Could you give the stack trace of this error? Where is it coming from? I would suggest you to patch the YarnSpawner as in this comment instead of patching SingleUserLabApp because the problem is with YarnSpawner.

The stack strace is coming from line 460 in auth.py of jupyterhub/services/auth.py when the object env_scopes is defined using json.loads on the env var JUPYTERHUB_OAUTH_ACCESS_SCOPES.

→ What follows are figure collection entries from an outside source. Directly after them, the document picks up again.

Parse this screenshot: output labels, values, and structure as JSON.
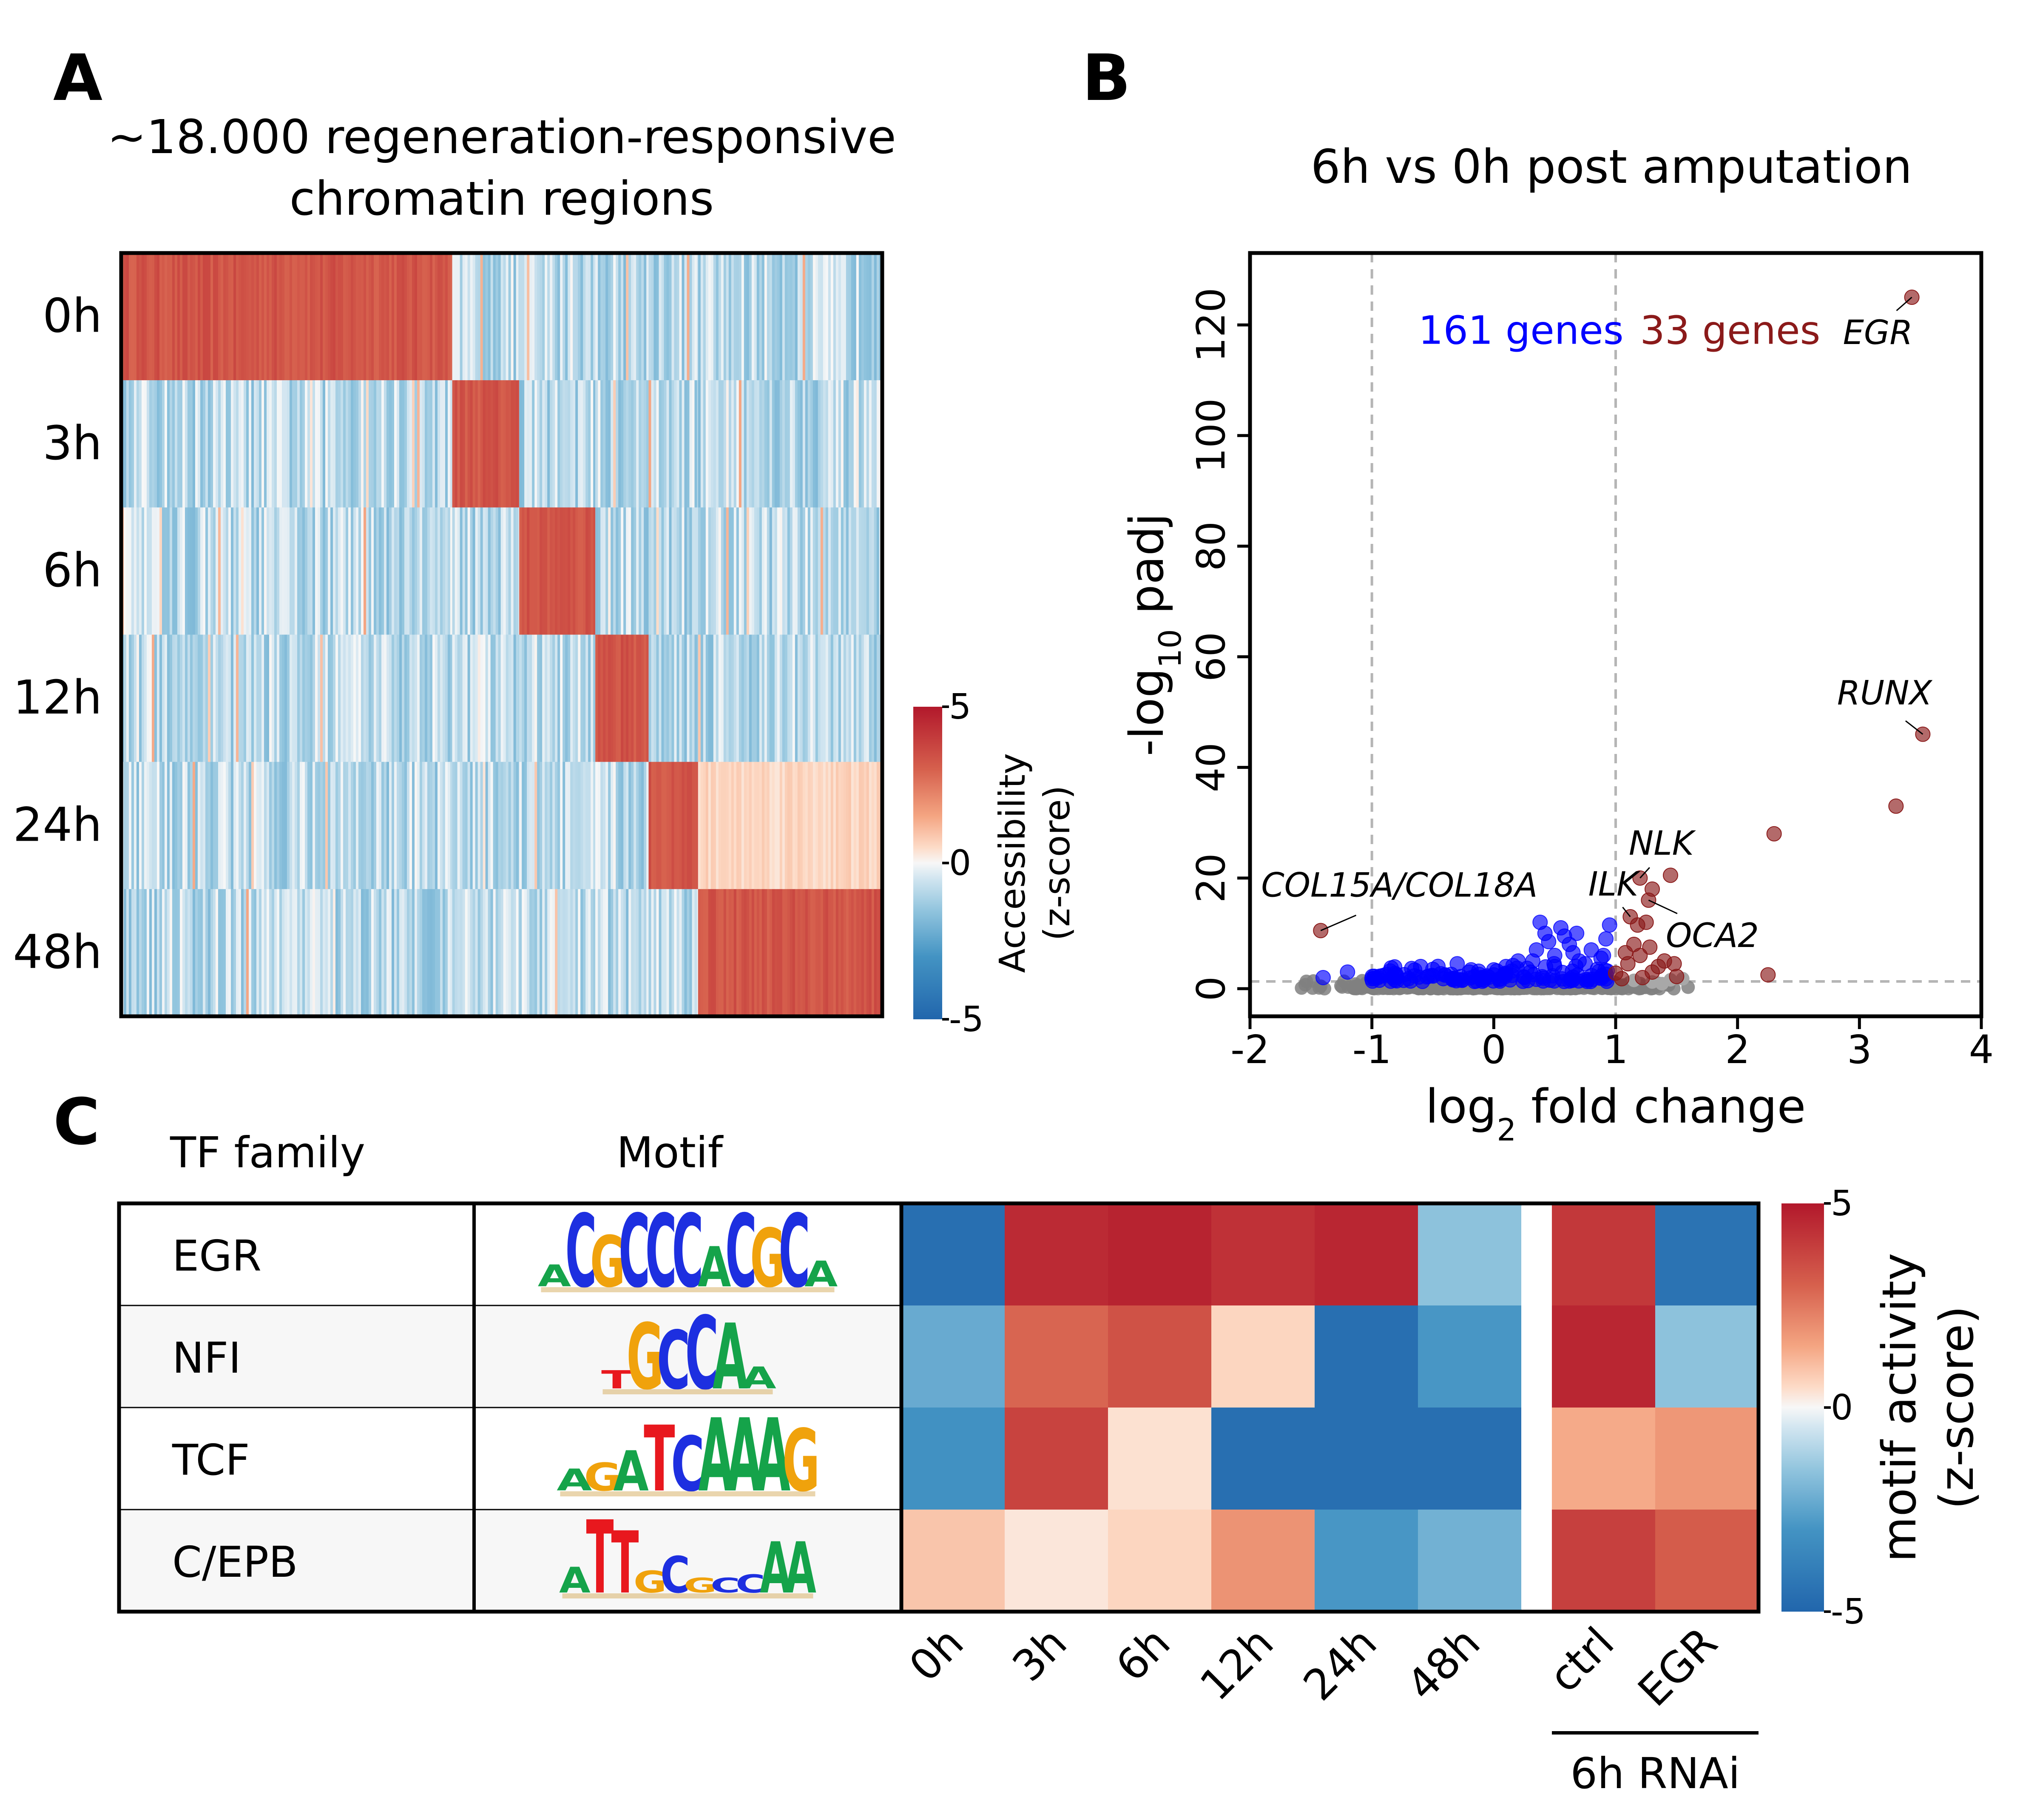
{
  "panels": {
    "a": {
      "letter": "A",
      "title_line1": "~18.000 regeneration-responsive",
      "title_line2": "chromatin regions"
    },
    "b": {
      "letter": "B",
      "title": "6h vs 0h post amputation"
    },
    "c": {
      "letter": "C",
      "header_tf": "TF family",
      "header_motif": "Motif",
      "group_label": "6h RNAi"
    }
  },
  "chart_data": [
    {
      "type": "heatmap",
      "panel": "A",
      "title": "~18.000 regeneration-responsive chromatin regions",
      "rows": [
        "0h",
        "3h",
        "6h",
        "12h",
        "24h",
        "48h"
      ],
      "cluster_fraction": [
        0.435,
        0.088,
        0.1,
        0.07,
        0.065,
        0.242
      ],
      "cluster_peak_row": [
        0,
        1,
        2,
        3,
        4,
        5
      ],
      "colorbar": {
        "label_line1": "Accessibility",
        "label_line2": "(z-score)",
        "ticks": [
          "5",
          "0",
          "-5"
        ],
        "range": [
          -5,
          5
        ]
      },
      "colors": {
        "high": "#d6604d",
        "mid": "#f7f7f7",
        "low": "#4393c3"
      }
    },
    {
      "type": "scatter",
      "panel": "B",
      "title": "6h vs 0h post amputation",
      "xlabel": "log2 fold change",
      "ylabel": "-log10 padj",
      "xlim": [
        -2,
        4
      ],
      "ylim": [
        -5,
        133
      ],
      "xticks": [
        -2,
        -1,
        0,
        1,
        2,
        3,
        4
      ],
      "yticks": [
        0,
        20,
        40,
        60,
        80,
        100,
        120
      ],
      "thresholds": {
        "x": [
          -1,
          1
        ],
        "y": 1.3
      },
      "counts": {
        "down": "161 genes",
        "up": "33 genes"
      },
      "colors": {
        "down": "#0000ff",
        "up": "#8b1a1a",
        "ns": "#808080"
      },
      "labeled_points": [
        {
          "label": "EGR",
          "x": 3.43,
          "y": 125
        },
        {
          "label": "RUNX",
          "x": 3.52,
          "y": 46
        },
        {
          "label": "NLK",
          "x": 1.2,
          "y": 20
        },
        {
          "label": "ILK",
          "x": 1.12,
          "y": 13
        },
        {
          "label": "OCA2",
          "x": 1.27,
          "y": 16
        },
        {
          "label": "COL15A/COL18A",
          "x": -1.42,
          "y": 10.5
        }
      ],
      "up_points": [
        [
          3.3,
          33
        ],
        [
          2.3,
          28
        ],
        [
          1.45,
          20.5
        ],
        [
          1.3,
          18
        ],
        [
          1.18,
          11.5
        ],
        [
          1.25,
          12
        ],
        [
          2.25,
          2.5
        ],
        [
          1.0,
          2.8
        ],
        [
          1.1,
          4.5
        ],
        [
          1.2,
          6
        ],
        [
          1.3,
          3
        ],
        [
          1.4,
          5
        ],
        [
          1.05,
          1.8
        ],
        [
          1.15,
          8
        ],
        [
          1.35,
          4
        ],
        [
          1.22,
          2
        ],
        [
          1.48,
          4.5
        ],
        [
          1.08,
          6.5
        ],
        [
          1.28,
          7.5
        ],
        [
          1.5,
          2.2
        ]
      ],
      "down_points": [
        [
          -1.4,
          2
        ],
        [
          -1.2,
          3
        ],
        [
          -0.95,
          2
        ],
        [
          -0.8,
          2.5
        ],
        [
          -0.6,
          4
        ],
        [
          -0.4,
          2.5
        ],
        [
          -0.2,
          3
        ],
        [
          0.0,
          2.5
        ],
        [
          0.3,
          3
        ],
        [
          0.5,
          4
        ],
        [
          0.7,
          5
        ],
        [
          0.9,
          6
        ],
        [
          0.38,
          12
        ],
        [
          0.42,
          10
        ],
        [
          0.55,
          11
        ],
        [
          0.62,
          8
        ],
        [
          0.8,
          7
        ],
        [
          0.95,
          11.5
        ],
        [
          0.92,
          9
        ],
        [
          0.5,
          6
        ],
        [
          0.2,
          5
        ],
        [
          0.1,
          4
        ],
        [
          -0.5,
          3.5
        ],
        [
          -0.3,
          4.5
        ],
        [
          0.35,
          7
        ],
        [
          0.65,
          6.5
        ],
        [
          0.75,
          4.5
        ],
        [
          0.85,
          3.5
        ],
        [
          0.25,
          2
        ],
        [
          -0.7,
          1.8
        ],
        [
          -0.1,
          2
        ],
        [
          0.45,
          8.5
        ],
        [
          0.58,
          9.5
        ],
        [
          0.68,
          10
        ],
        [
          0.88,
          5.5
        ],
        [
          0.15,
          3.2
        ],
        [
          -0.85,
          3.2
        ],
        [
          -1.0,
          1.8
        ],
        [
          0.05,
          1.8
        ],
        [
          0.32,
          5
        ]
      ]
    },
    {
      "type": "heatmap",
      "panel": "C",
      "rows": [
        "EGR",
        "NFI",
        "TCF",
        "C/EPB"
      ],
      "motifs": [
        {
          "tf": "EGR",
          "sequence": "ACGCCCACGCA",
          "weights": [
            0.3,
            1,
            0.7,
            1,
            1,
            1,
            0.55,
            1,
            0.8,
            1,
            0.35
          ]
        },
        {
          "tf": "NFI",
          "sequence": "TGCCAA",
          "weights": [
            0.25,
            0.9,
            0.8,
            1,
            0.9,
            0.3
          ]
        },
        {
          "tf": "TCF",
          "sequence": "AGATCAAAG",
          "weights": [
            0.3,
            0.38,
            0.55,
            0.9,
            0.75,
            1,
            1,
            1,
            0.85
          ]
        },
        {
          "tf": "C/EPB",
          "sequence": "ATTGCGCCAA",
          "weights": [
            0.35,
            1,
            0.85,
            0.3,
            0.5,
            0.2,
            0.2,
            0.25,
            0.7,
            0.7
          ]
        }
      ],
      "columns": [
        "0h",
        "3h",
        "6h",
        "12h",
        "24h",
        "48h",
        "ctrl",
        "EGR"
      ],
      "group_label": "6h RNAi",
      "group_columns": [
        "ctrl",
        "EGR"
      ],
      "values": [
        [
          -4.6,
          4.5,
          4.7,
          4.3,
          4.6,
          -1.6,
          4.1,
          -4.4
        ],
        [
          -2.3,
          2.9,
          3.4,
          0.6,
          -4.6,
          -2.9,
          4.6,
          -1.6
        ],
        [
          -3.1,
          3.8,
          0.4,
          -4.6,
          -4.6,
          -4.6,
          1.4,
          1.8
        ],
        [
          0.9,
          0.3,
          0.6,
          1.9,
          -2.9,
          -2.1,
          3.9,
          3.1
        ]
      ],
      "colorbar": {
        "label_line1": "motif activity",
        "label_line2": "(z-score)",
        "ticks": [
          "5",
          "0",
          "-5"
        ],
        "range": [
          -5,
          5
        ]
      }
    }
  ]
}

    @default('access_scopes')
    def _default_scopes(self):
        env_scopes = os.getenv('JUPYTERHUB_OAUTH_ACCESS_SCOPES')
        if not env_scopes:
            # deprecated name (since 3.0)
            env_scopes = os.getenv('JUPYTERHUB_OAUTH_SCOPES')
        if env_scopes:
            return set(json.loads(env_scopes))

This is the stack trace:

[E 2024-08-03 08:45:35.447 YarnSingleUserNotebookApp web:1875] Uncaught exception GET /user/gschulz/lab? (::ffff:95.217.23.222)
    HTTPServerRequest(protocol='https', host='hub1.click-your-it.de', method='GET', uri='/user/gschulz/lab?', version='HTTP/1.1', remote_ip='::ffff:95.217.23.222')
    Traceback (most recent call last):
      File "/opt/miniforge/miniforge/envs/jupyterlab/lib/python3.9/site-packages/tornado/web.py", line 1769, in _execute
        result = await result  # type: ignore
      File "/opt/miniforge/miniforge/envs/jupyterlab/lib/python3.9/site-packages/jupyter_server/base/handlers.py", line 620, in prepare
        _user = self.identity_provider.get_user(self)
      File "/opt/miniforge/miniforge/envs/jupyterlab/lib/python3.9/site-packages/jupyter_server/auth/identity.py", line 703, in get_user
        user = self.login_handler_class.get_user(handler)  # type:ignore[attr-defined]
      File "/opt/miniforge/miniforge/envs/jupyterlab/lib/python3.9/site-packages/jupyterhub/singleuser/mixins.py", line 125, in get_user
        return handler.get_current_user()
      File "/opt/miniforge/miniforge/envs/jupyterlab/lib/python3.9/site-packages/jupyterhub/services/auth.py", line 1408, in get_current_user
        self._hub_auth_user_cache = self.check_hub_user(user_model)
      File "/opt/miniforge/miniforge/envs/jupyterlab/lib/python3.9/site-packages/jupyterhub/services/auth.py", line 1335, in check_hub_user
        if self.allow_all:
      File "/opt/miniforge/miniforge/envs/jupyterlab/lib/python3.9/site-packages/jupyterhub/services/auth.py", line 1270, in allow_all
        self.hub_scopes is None
      File "/opt/miniforge/miniforge/envs/jupyterlab/lib/python3.9/site-packages/jupyterhub/services/auth.py", line 1262, in hub_scopes
        return self.hub_auth.access_scopes or None
      File "/opt/miniforge/miniforge/envs/jupyterlab/lib/python3.9/site-packages/traitlets/traitlets.py", line 687, in __get__
        return t.cast(G, self.get(obj, cls))  # the G should encode the Optional
      File "/opt/miniforge/miniforge/envs/jupyterlab/lib/python3.9/site-packages/traitlets/traitlets.py", line 635, in get
        default = obj.trait_defaults(self.name)
      File "/opt/miniforge/miniforge/envs/jupyterlab/lib/python3.9/site-packages/traitlets/traitlets.py", line 1897, in trait_defaults
        return t.cast(Sentinel, self._get_trait_default_generator(names[0])(self))
      File "/opt/miniforge/miniforge/envs/jupyterlab/lib/python3.9/site-packages/traitlets/traitlets.py", line 1241, in __call__
        return self.func(*args, **kwargs)
      File "/opt/miniforge/miniforge/envs/jupyterlab/lib/python3.9/site-packages/jupyterhub/services/auth.py", line 460, in _default_scopes
        return set(json.loads(env_scopes))
      File "/opt/miniforge/miniforge/envs/jupyterlab/lib/python3.9/json/__init__.py", line 346, in loads
        return _default_decoder.decode(s)
      File "/opt/miniforge/miniforge/envs/jupyterlab/lib/python3.9/json/decoder.py", line 337, in decode
        obj, end = self.raw_decode(s, idx=_w(s, 0).end())
      File "/opt/miniforge/miniforge/envs/jupyterlab/lib/python3.9/json/decoder.py", line 355, in raw_decode
        raise JSONDecodeError("Expecting value", s, err.value) from None
    json.decoder.JSONDecodeError: Expecting value: line 1 column 2 (char 1)

This occurs when patching spawner.py of YarnSpawner like here and also patching singleuser.py of YarnSpawner like here.

In my case it does not occur when using json.dumps on the env var JUPYTERHUB_OAUTH_ACCESS_SCOPES in singleuser.py of yarnspawner.